她看着天花板,听见裴沥下地的声音,以为他要走了。可是他只是进浴室冲了个澡,又倒了一杯水,就又钻进了她的被窝。
她想叫他走,现在出去的人都回来了,她怕被发现了。
可话还没有说出口,楼下裴洋母亲和裴媚的交谈的声音,就让她噤了声。
这宅子是零零年建的,隔音效果可不太好。
“陈芜那丫头也不知道怎么样了,我上去看看她。”裴洋母亲说。
陈芜浑身寒毛竖起,她不知道她要是看见一个裴沥躺在自己床上,会是什么感想。
她慌忙的看向身边的男人:“你还不走么?”
裴沥懒洋洋的瞥她一眼:“现在走来得及?”
话音刚落,裴洋母亲就已经站在了她的门口,重重的拍着门,说:“小辛,开门让阿姨进来行不行?”
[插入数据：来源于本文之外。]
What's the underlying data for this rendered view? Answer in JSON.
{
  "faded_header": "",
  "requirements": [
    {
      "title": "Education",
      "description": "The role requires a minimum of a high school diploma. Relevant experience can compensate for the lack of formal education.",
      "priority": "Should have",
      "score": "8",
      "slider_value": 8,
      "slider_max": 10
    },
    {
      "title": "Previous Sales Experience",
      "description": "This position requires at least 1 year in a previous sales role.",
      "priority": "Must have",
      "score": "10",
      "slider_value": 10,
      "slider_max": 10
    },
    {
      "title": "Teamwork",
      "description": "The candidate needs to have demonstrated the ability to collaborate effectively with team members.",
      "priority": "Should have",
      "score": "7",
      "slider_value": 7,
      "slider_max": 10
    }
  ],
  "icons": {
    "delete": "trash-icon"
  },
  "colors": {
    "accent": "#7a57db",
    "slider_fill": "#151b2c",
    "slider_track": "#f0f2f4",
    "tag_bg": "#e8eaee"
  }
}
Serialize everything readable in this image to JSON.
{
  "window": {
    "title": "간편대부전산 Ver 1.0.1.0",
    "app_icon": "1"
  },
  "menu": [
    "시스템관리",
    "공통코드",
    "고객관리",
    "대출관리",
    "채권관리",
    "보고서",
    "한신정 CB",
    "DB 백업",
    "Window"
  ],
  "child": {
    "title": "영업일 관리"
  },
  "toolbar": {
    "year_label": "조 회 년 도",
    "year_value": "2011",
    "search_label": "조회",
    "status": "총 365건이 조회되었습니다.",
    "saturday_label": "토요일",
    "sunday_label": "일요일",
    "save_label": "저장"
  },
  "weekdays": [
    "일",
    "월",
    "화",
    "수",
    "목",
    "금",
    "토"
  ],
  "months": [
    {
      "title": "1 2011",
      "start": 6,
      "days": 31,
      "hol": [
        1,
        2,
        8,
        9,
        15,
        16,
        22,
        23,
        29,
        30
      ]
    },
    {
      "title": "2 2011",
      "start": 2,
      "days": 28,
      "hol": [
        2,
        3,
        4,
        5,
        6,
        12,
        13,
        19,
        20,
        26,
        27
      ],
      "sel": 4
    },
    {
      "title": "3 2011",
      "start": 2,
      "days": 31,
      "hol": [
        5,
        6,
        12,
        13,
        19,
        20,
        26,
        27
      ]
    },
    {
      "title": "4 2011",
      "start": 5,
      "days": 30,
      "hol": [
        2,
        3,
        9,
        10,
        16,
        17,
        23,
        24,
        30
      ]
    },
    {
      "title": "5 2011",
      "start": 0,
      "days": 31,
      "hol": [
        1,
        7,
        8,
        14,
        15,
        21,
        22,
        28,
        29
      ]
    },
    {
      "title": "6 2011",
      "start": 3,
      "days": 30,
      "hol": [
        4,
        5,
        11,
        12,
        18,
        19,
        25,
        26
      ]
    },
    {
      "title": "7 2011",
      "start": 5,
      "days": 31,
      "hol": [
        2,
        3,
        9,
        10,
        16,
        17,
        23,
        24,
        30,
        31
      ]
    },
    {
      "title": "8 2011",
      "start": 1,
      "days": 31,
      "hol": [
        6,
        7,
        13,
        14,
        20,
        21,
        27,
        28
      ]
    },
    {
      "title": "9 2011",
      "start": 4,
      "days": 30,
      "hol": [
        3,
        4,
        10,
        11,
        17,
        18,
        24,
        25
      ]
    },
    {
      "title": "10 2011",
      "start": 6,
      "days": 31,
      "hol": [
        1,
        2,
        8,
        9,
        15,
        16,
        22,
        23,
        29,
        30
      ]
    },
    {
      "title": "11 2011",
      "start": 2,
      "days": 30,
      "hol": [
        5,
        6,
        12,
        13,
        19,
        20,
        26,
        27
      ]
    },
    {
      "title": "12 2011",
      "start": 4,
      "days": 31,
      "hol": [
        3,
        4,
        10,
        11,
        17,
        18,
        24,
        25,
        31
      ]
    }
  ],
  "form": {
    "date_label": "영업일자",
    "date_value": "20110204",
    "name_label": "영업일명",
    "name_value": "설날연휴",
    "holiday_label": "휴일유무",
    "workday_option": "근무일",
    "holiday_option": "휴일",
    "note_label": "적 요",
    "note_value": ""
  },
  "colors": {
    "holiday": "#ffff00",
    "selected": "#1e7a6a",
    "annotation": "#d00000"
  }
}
陈芜原本想找个借口说自己困了,有什么明天说。裴沥却用手把她的嘴堵的死死的,另一只手在看不见的地方动手脚。丝毫不见半分慌乱。
她瞪着他看。
裴沥要是当兵,绝对是服从性最差的兵,她跟他说过的话,他就没有一句听的。
他眯了眯眼睛,在她耳边嗅了嗅,轻声道:“你就当自己睡死了听不见敲门声行不行?”
外头的裴媚见里头半点动静都没有,对裴洋母亲说:“好了,她好不容易睡着,就别把她提溜起来了,毕竟今天她也不好受。”
裴洋母亲羞愧的收回手:“你说的对,咱们下楼吧。”
走到楼梯口,她却看见裴媚脚步猛然顿住,疑惑道:“怎么了?”
“没什么。”裴媚道。
她只是听见了一声很轻微的呻.吟声。
好像……是从陈芜房间里传出来的。
然后更让她不太淡定的是,石妍问她裴沥的去向,说是一晚上没有回来了。
……
陈芜算是一整晚没睡。
全在折腾。
到凌晨四点,两个人又一起看了部电影。
电影放完,裴沥卷着被子自顾自翻身睡了,把陈芜劝他离开的话又堵在了喉咙里。
陈芜酸溜溜的想,他这么随心所欲真爽。
又念头一转,他都不在意被不被发现,那她害怕什么?反正裴洋都能婚前变卦,她也不算什么大错。
陈芜是会隐忍,但她受够了隐忍。
凭什么呢?
于是她使出吃奶的劲儿,往裴沥怀里钻。
这打扰到他了,裴沥手一挥,把她给推开了,不太耐烦道:“别作妖,自己好好睡不行?”
“……”这才刚吃完豆腐,就翻脸不认人了?
陈芜看他半天,裴沥却舒服得睡着了。
行吧。
睡死得了。
她也抢了点被子,倒头就睡。
也不知道睡了多久,迷迷糊糊间她听见有钥匙开门的声音。又迷迷糊糊的想,好像裴洋有她钥匙。
陈芜猛地一睁眼。
裴洋?
她身边这会儿还睡着个裴沥呢!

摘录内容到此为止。